Xing is the third official from the department to be sentenced for corruption after Xu Fangming, department head, and Wang Rui, Xing’s deputy.
Xing’s boss Xu was sentenced to life imprisonment last September for obtaining more than 2.14 million yuan (US$267,500) in bribes, while Wang was sentenced to 10 years in prison.
Chinese courts heard 23,733 cases of embezzlement, bribery and dereliction of duty in 2006, among which 8,310 were bribery cases involving government officials, according to Xiao’s report.
In a separate report delivered to nearly 3,000 lawmakers, top prosecutor Jia Chunwang said enhancing crackdown on job-related crimes was one of the priorities of the country’s procuratorial bodies in 2006.
The procuratorial authorities placed 33,668 cases on file for investigation for corruption, bribery and other job-related crimes in 2006. (Xinhua)

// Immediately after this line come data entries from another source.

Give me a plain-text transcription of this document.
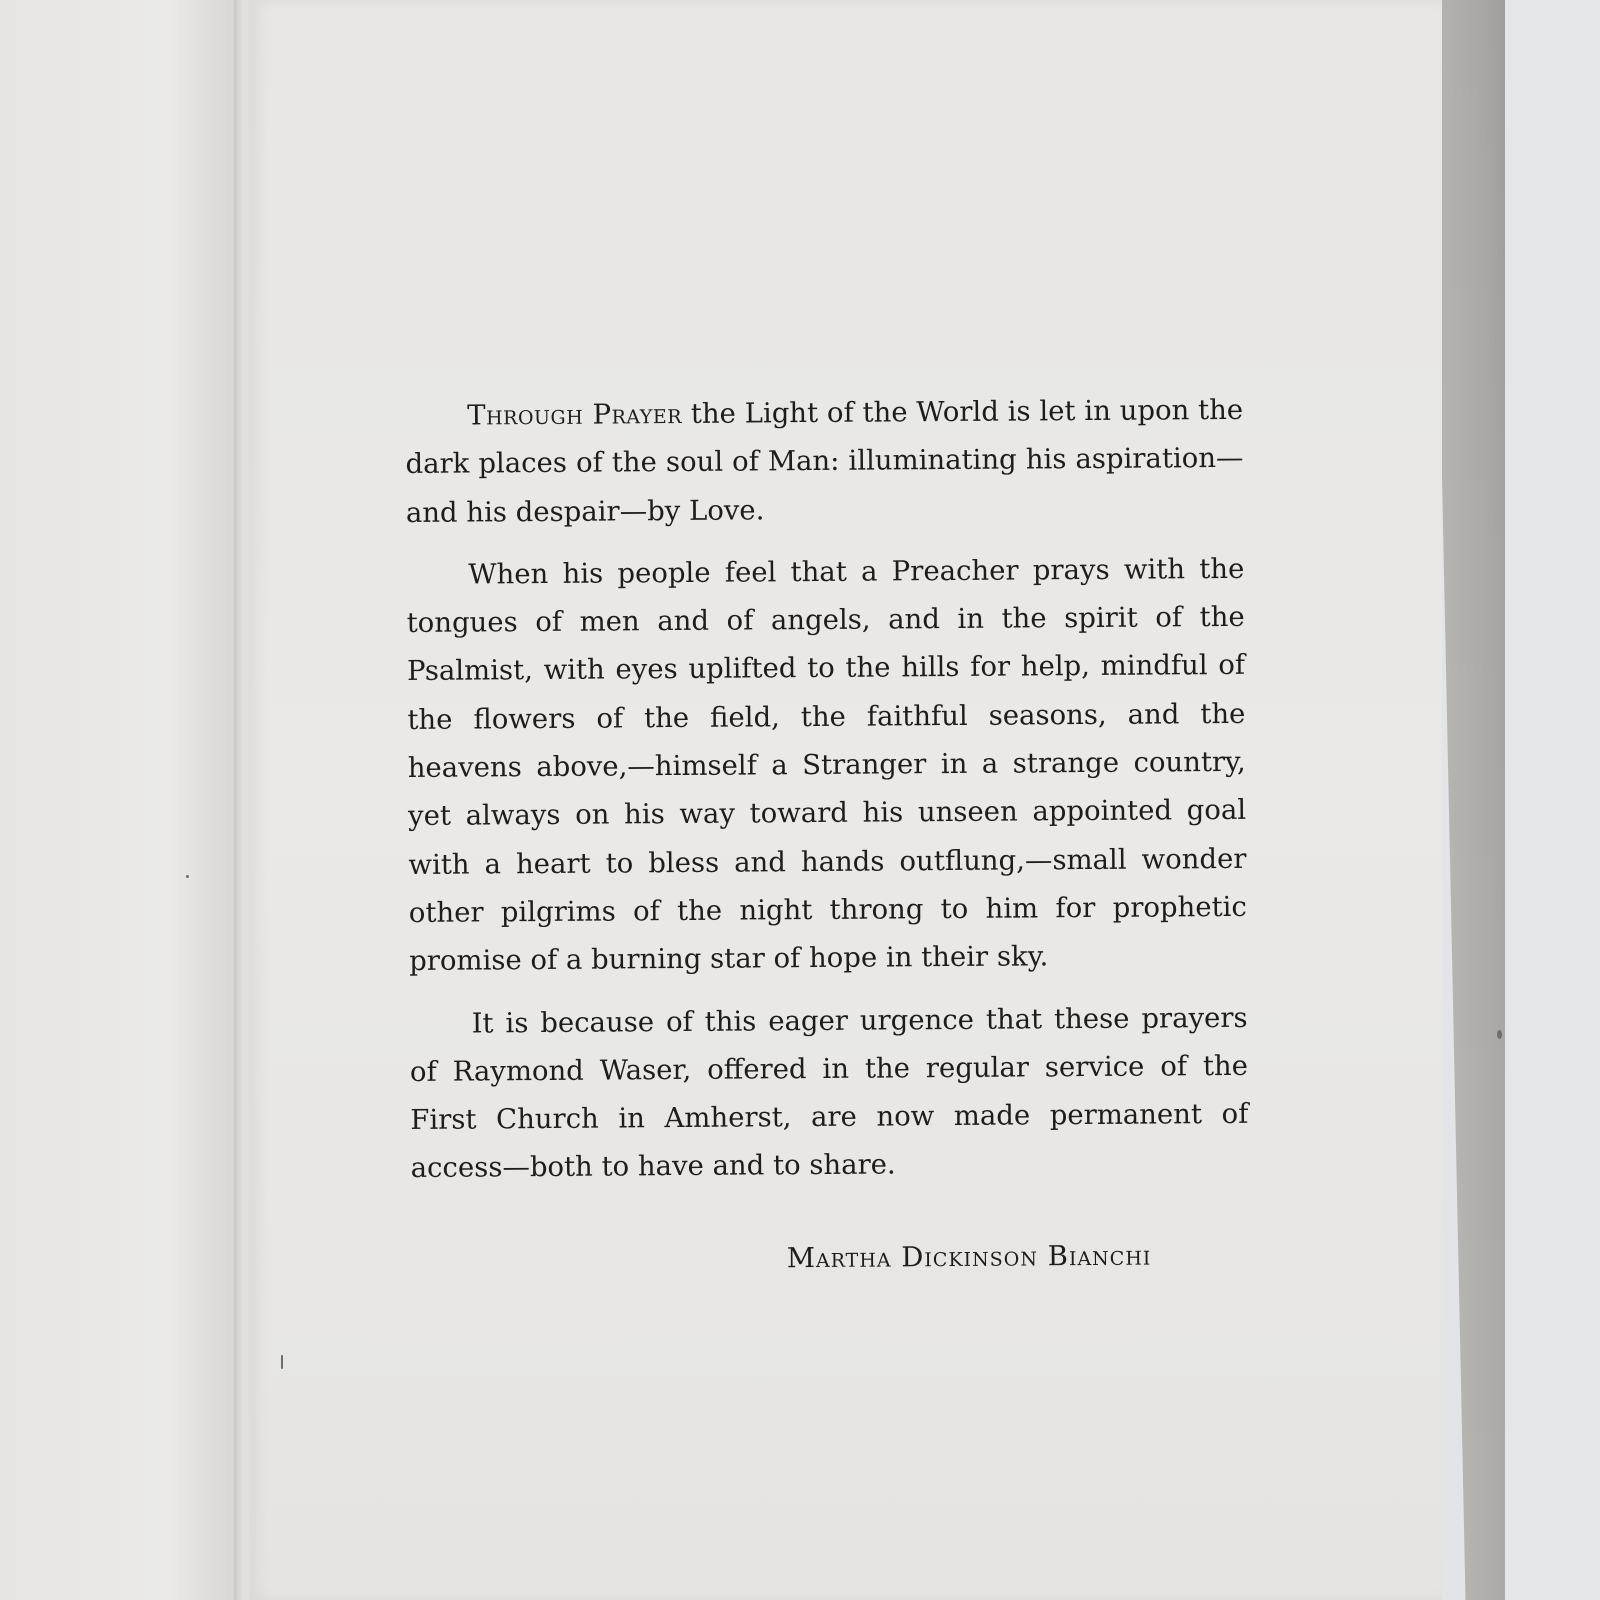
Through Prayer the Light of the World is let in upon the dark places of the soul of Man: illuminating his aspiration—and his despair—by Love.

When his people feel that a Preacher prays with the tongues of men and of angels, and in the spirit of the Psalmist, with eyes uplifted to the hills for help, mindful of the flowers of the field, the faithful seasons, and the heavens above,—himself a Stranger in a strange country, yet always on his way toward his unseen appointed goal with a heart to bless and hands outflung,—small wonder other pilgrims of the night throng to him for prophetic promise of a burning star of hope in their sky.

It is because of this eager urgence that these prayers of Raymond Waser, offered in the regular service of the First Church in Amherst, are now made permanent of access—both to have and to share.

Martha Dickinson Bianchi
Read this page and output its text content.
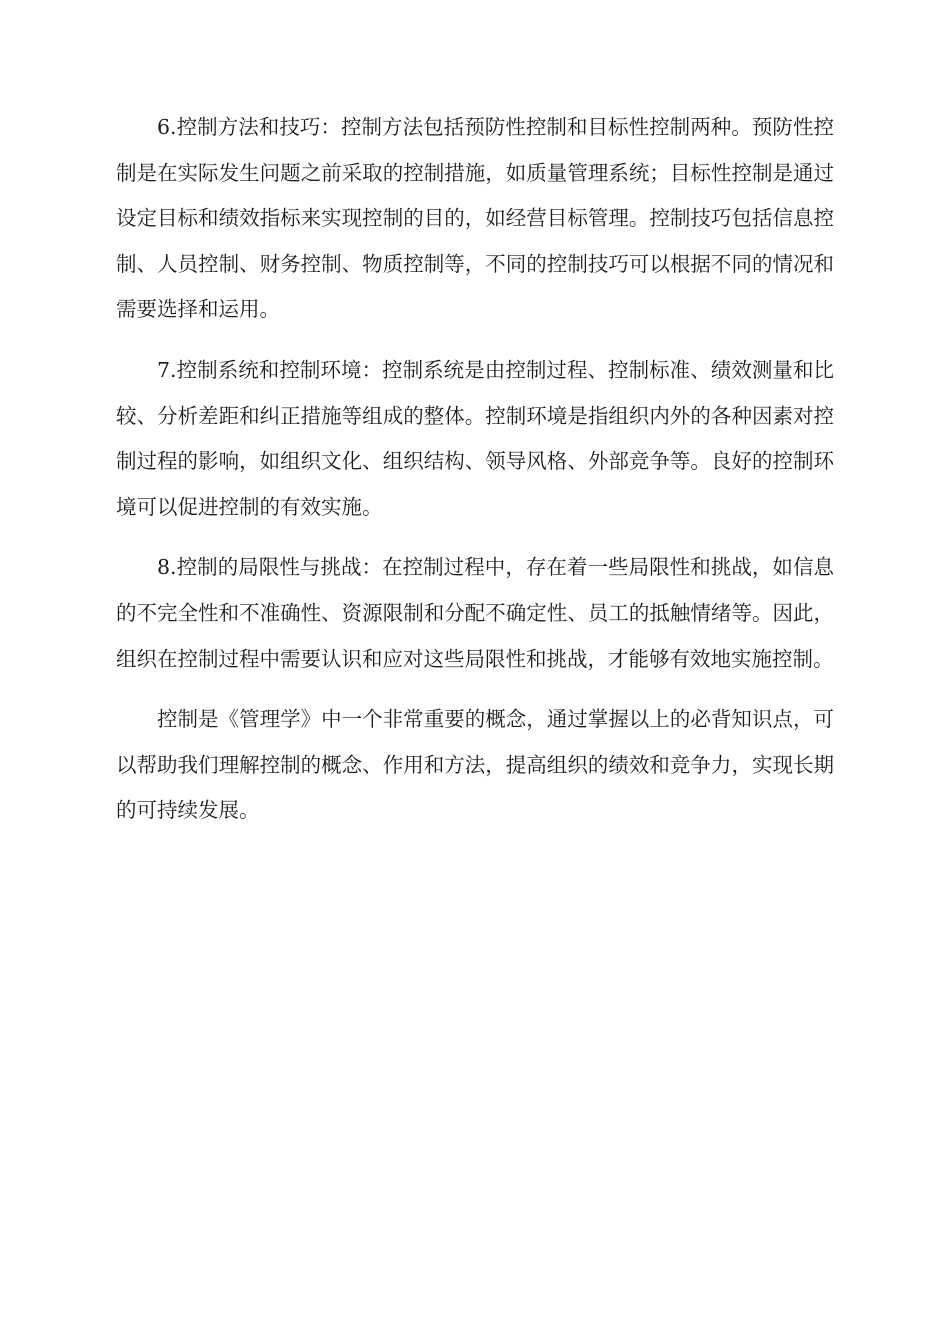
6.控制方法和技巧：控制方法包括预防性控制和目标性控制两种。预防性控制是在实际发生问题之前采取的控制措施，如质量管理系统；目标性控制是通过设定目标和绩效指标来实现控制的目的，如经营目标管理。控制技巧包括信息控制、人员控制、财务控制、物质控制等，不同的控制技巧可以根据不同的情况和需要选择和运用。

7.控制系统和控制环境：控制系统是由控制过程、控制标准、绩效测量和比较、分析差距和纠正措施等组成的整体。控制环境是指组织内外的各种因素对控制过程的影响，如组织文化、组织结构、领导风格、外部竞争等。良好的控制环境可以促进控制的有效实施。

8.控制的局限性与挑战：在控制过程中，存在着一些局限性和挑战，如信息的不完全性和不准确性、资源限制和分配不确定性、员工的抵触情绪等。因此，组织在控制过程中需要认识和应对这些局限性和挑战，才能够有效地实施控制。

控制是《管理学》中一个非常重要的概念，通过掌握以上的必背知识点，可以帮助我们理解控制的概念、作用和方法，提高组织的绩效和竞争力，实现长期的可持续发展。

CHINA will launch a national corruption prevention bureau this year, a chief discipline inspector with the Communist Party of China (CPC) said Monday, as the country pursues its drive against graft.
Xia Zanzhong, deputy chief of the Central Commission for Discipline Inspection of the CPC and a deputy to the National People’s Congress (NPC), said the plan to set up such a bureau had been approved by the State Commission Office for Public Sector Reform, without specifying when it will be established.
According to Xia, the framework of the bureau has been established and such bureaus will be set up at provincial level in the future.
The bureau is set to strengthen anti-graft education for officials, bolster the legal system’s ability to tackle corruption, and help to better monitor the use and abuse of power. The bureau will work under the guidance of the Ministry of Supervision.